Written by Parimal Dabhi | Gandhinagar | Updated: Jun 26 2013, 18:17pm hrs
The state government's efforts to bring back Gujarati pilgrims from flood-ravaged Uttarakhand have left many unimpressed, among them one of its own engineers who too was stranded there along with family members and friends for days.

Mahesh Mevada (52), an executive engineer with the state's Roads & Buildings Department, had gone on the pilgrimage along with his wife Harsha (44), dentist daughter Riddhi (24) and some friends. All of them have returned home after spending around nine nightmarish days in Uttarakhand.

They say the arrangements made by the Gujarat government was nothing but a "cheap publicity stunt".

The Mevadas set out from Gujarat on June 8 and were at Kedarnath on June 16 when the calamity struck. "We found our way through floods and jungles to Ramvada village, from where we were brought to Fata by a rescue helicopter, without food and proper potable water. Ultimately, we reached Haridwar on June 22," says Mahesh, who says he was down with fever and low blood pressure then.

At Haridwar, the Mevadas were joined by Harsha's brother Bharat Suthar, who had rushed from Ahmedabad to Uttarakhand after hearing about the calamity.

The Mevadas, Suthar and their friends stayed overnight at Shantikunj Ashram of Gayatri Parivar in Haridwar where the Gujarat government had set up a camp for stranded pilgrims. "Till Haridwar, we saw no signs of the Gujarat government's rescue and relief operations," Mahesh says.

Since the family wanted to go home at the earliest, they were ready to charter a flight back for Rs 4.5 lakh, says the engineer. "But state government officials there told us a flight arranged by them would take us back for free. For the next 2-3 hours, nothing happened. Suddenly, we were told the flight had been cancelled and we would be going by train in a sleeper coach," he adds.

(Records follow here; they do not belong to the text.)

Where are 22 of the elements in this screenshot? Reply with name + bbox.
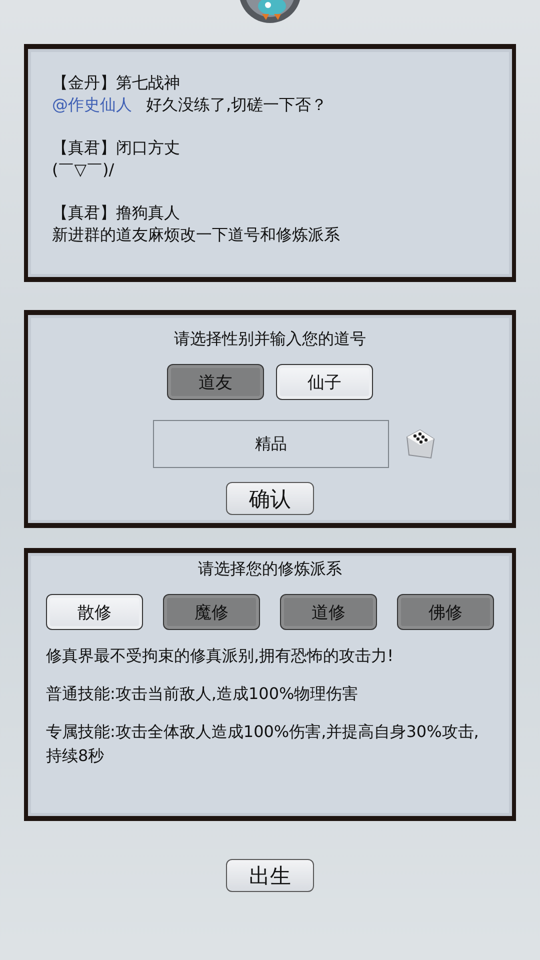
school-button[interactable]: 散修 <box>46 594 143 630</box>
sender-name: 【真君】撸狗真人 <box>52 203 181 224</box>
school-button[interactable]: 道修 <box>280 594 377 630</box>
sender-name: 【金丹】第七战神 <box>52 73 181 94</box>
gender-button[interactable]: 仙子 <box>276 364 373 400</box>
description-text: 专属技能:攻击全体敌人造成100%伤害,并提高自身30%攻击,持续8秒 <box>46 721 480 767</box>
panel-title: 请选择您的修炼派系 <box>198 559 342 580</box>
name-input-field[interactable]: 精品 <box>153 420 389 468</box>
message-text: 新进群的道友麻烦改一下道号和修炼派系 <box>52 225 340 244</box>
description-text: 修真界最不受拘束的修真派别,拥有恐怖的攻击力! <box>46 645 394 667</box>
avatar-icon <box>238 0 302 24</box>
mention-link[interactable]: @作史仙人 <box>52 95 132 114</box>
message-text: (￣▽￣)/ <box>52 160 114 179</box>
panel-title: 请选择性别并输入您的道号 <box>174 329 366 350</box>
sender-name: 【真君】闭口方丈 <box>52 138 181 159</box>
confirm-button[interactable]: 确认 <box>226 482 314 515</box>
gender-button[interactable]: 道友 <box>167 364 264 400</box>
school-button[interactable]: 魔修 <box>163 594 260 630</box>
message-text: 好久没练了,切磋一下否？ <box>146 95 328 114</box>
school-button[interactable]: 佛修 <box>397 594 494 630</box>
birth-button[interactable]: 出生 <box>226 859 314 892</box>
description-text: 普通技能:攻击当前敌人,造成100%物理伤害 <box>46 683 360 705</box>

Harsha said they agreed since they did not want to take the bus which the government official also offered.

Suthar says, "An official accompanied us on a bus to the station and put us on a general coach in which even fans were not functional. We protested initially but were told that under the circumstances, this was the best bet. But then we were not given any identity proof by the authorities that could establish that we were one of the flood victims."

According to Harsha, throughout the journey the ticket examiners kept asking them for proof to show they were stranded pilgrims from Uttarakhand.

"At Mehsana, one Railway Protection Force official threatened to penalise us for illegally occupying the coach. All this happened because we were not given any identity proof," Mahesh says.

Harsha says she overheard people at Fata saying that had this tragedy struck Gujarat, the Modi administration would have managed it excellently. "And I was feeling proud of my state. But after our experience, I think the state government should have done concrete work instead of making cheap publicity stunts for photo-ops," says Harsha.

When contacted on phone, Bipin Bhatt, a special officer of the Gujarat government camping in Haridwar, says, "Everyone cannot get a flight. What is important is to send them back home at the earliest by whatever mode. We sent them (Mevadas and others) in a coach that was provided to us by the railways. As for what happened to them during the journey, in such circumstances such things happen."

"People have too high expectations," he adds.